Nike is a great and iconic American company that has done very well for investors over the years, on basically any metric one can judge the company's stock by. However, with maturity inevitably comes a slowdown in growth and this is where Nike now finds itself, in the mid-single-digit to low-double-digit revenue/earnings per share growth area. This would be perfectly fine for investors as long as the P/E ratios accurately reflected the growth hurdles the company faces, which they simply do not right now. From a growth perspective, Nike appears slightly expensive as it is currently trading above its historical average P/E ratio on both a current and forward-looking basis. What's more is that Nike is significantly more expensive than VF Corporation, which is currently projected to offer slightly better growth.
Luckily for investors, management at Nike has seen fit to counter the company's slowing revenue/EPS growth trends with accelerated dividend growth and it is in this aspect that Nike has been excelling as of late. The company has an excellent track record of consistent and robust dividend increases, better than even VF Corporation, and Nike looks set to continue that trend for years to come.

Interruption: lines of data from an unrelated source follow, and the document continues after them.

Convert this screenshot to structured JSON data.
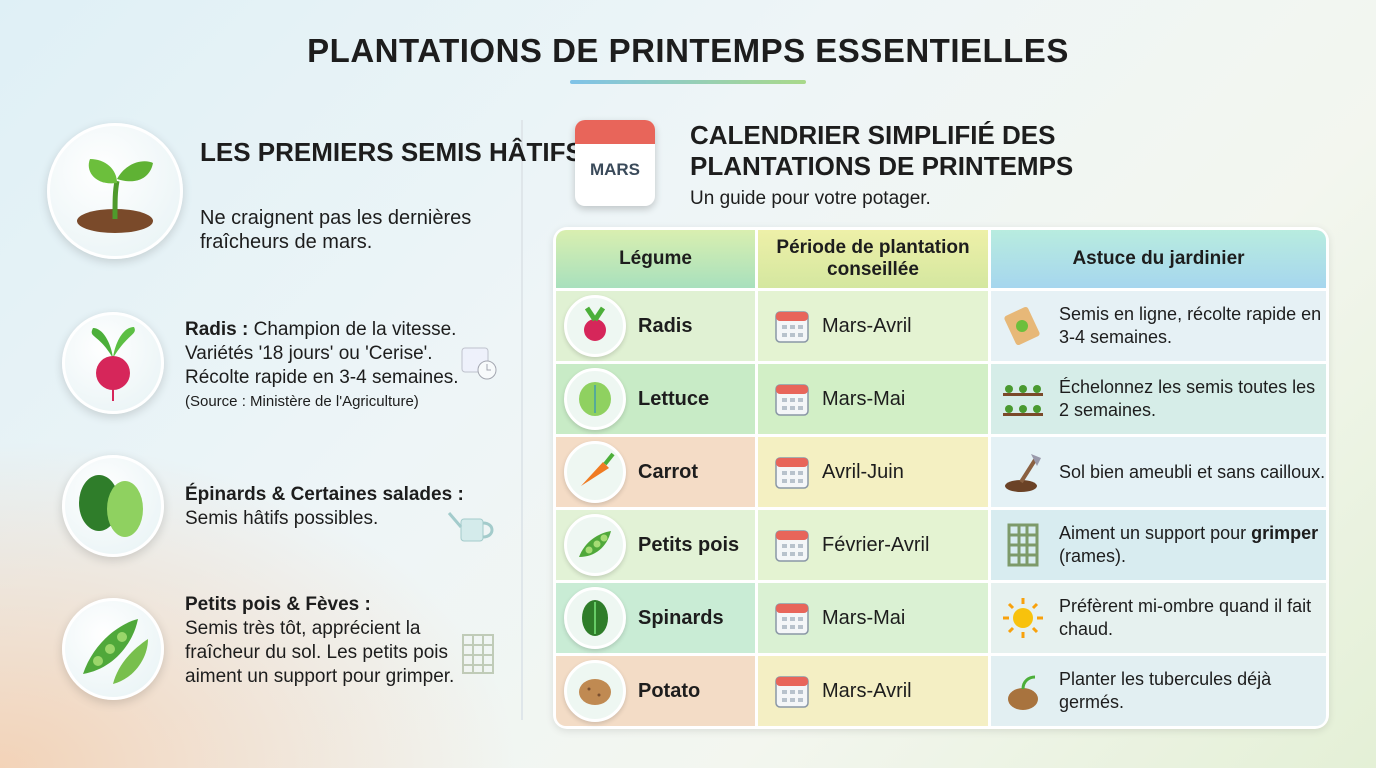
{
  "title": "PLANTATIONS DE PRINTEMPS ESSENTIELLES",
  "left": {
    "heading": "LES PREMIERS SEMIS HÂTIFS",
    "subtitle": "Ne craignent pas les dernières fraîcheurs de mars.",
    "items": [
      {
        "name": "Radis :",
        "text": "Champion de la vitesse. Variétés '18 jours' ou 'Cerise'. Récolte rapide en 3-4 semaines.",
        "source": "(Source : Ministère de l'Agriculture)",
        "icon": "radish-icon"
      },
      {
        "name": "Épinards & Certaines salades :",
        "text": "Semis hâtifs possibles.",
        "icon": "spinach-lettuce-icon"
      },
      {
        "name": "Petits pois & Fèves :",
        "text": "Semis très tôt, apprécient la fraîcheur du sol. Les petits pois aiment un support pour grimper.",
        "icon": "peas-icon"
      }
    ]
  },
  "right": {
    "calendar_label": "MARS",
    "heading_line1": "CALENDRIER SIMPLIFIÉ DES",
    "heading_line2": "PLANTATIONS DE PRINTEMPS",
    "subtitle": "Un guide pour votre potager.",
    "table": {
      "headers": [
        "Légume",
        "Période de plantation conseillée",
        "Astuce du jardinier"
      ],
      "rows": [
        {
          "vegetable": "Radis",
          "period": "Mars-Avril",
          "tip": "Semis en ligne, récolte rapide en 3-4 semaines.",
          "tip_pre": "",
          "tip_bold": "",
          "tip_post": ""
        },
        {
          "vegetable": "Lettuce",
          "period": "Mars-Mai",
          "tip": "Échelonnez les semis toutes les 2 semaines."
        },
        {
          "vegetable": "Carrot",
          "period": "Avril-Juin",
          "tip": "Sol bien ameubli et sans cailloux."
        },
        {
          "vegetable": "Petits pois",
          "period": "Février-Avril",
          "tip_pre": "Aiment un support pour ",
          "tip_bold": "grimper",
          "tip_post": " (rames)."
        },
        {
          "vegetable": "Spinards",
          "period": "Mars-Mai",
          "tip": "Préfèrent mi-ombre quand il fait chaud."
        },
        {
          "vegetable": "Potato",
          "period": "Mars-Avril",
          "tip": "Planter les tubercules déjà germés."
        }
      ]
    }
  }
}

Considering Nike's far superior balance sheet and fundamentals, its more organic nature of growth compared to VF Corporation and the company's quality brand-name recognition around the world as the undisputed king of footwear, a premium on Nike is warranted over its competitors, in my opinion. Judging exactly how much of a premium to allow the stock is difficult, but I would advise waiting until NKE reaches a forward P/E ratio that is a bit below the stock's more recent historical average. As such, I recommend buying Nike on weakness for solid, although not robust, future revenue/EPS growth and for its increasingly bright dividend-growth. The company's ability to offer investors both qualities is a rare trait and it might just win the long-term marathon for investors.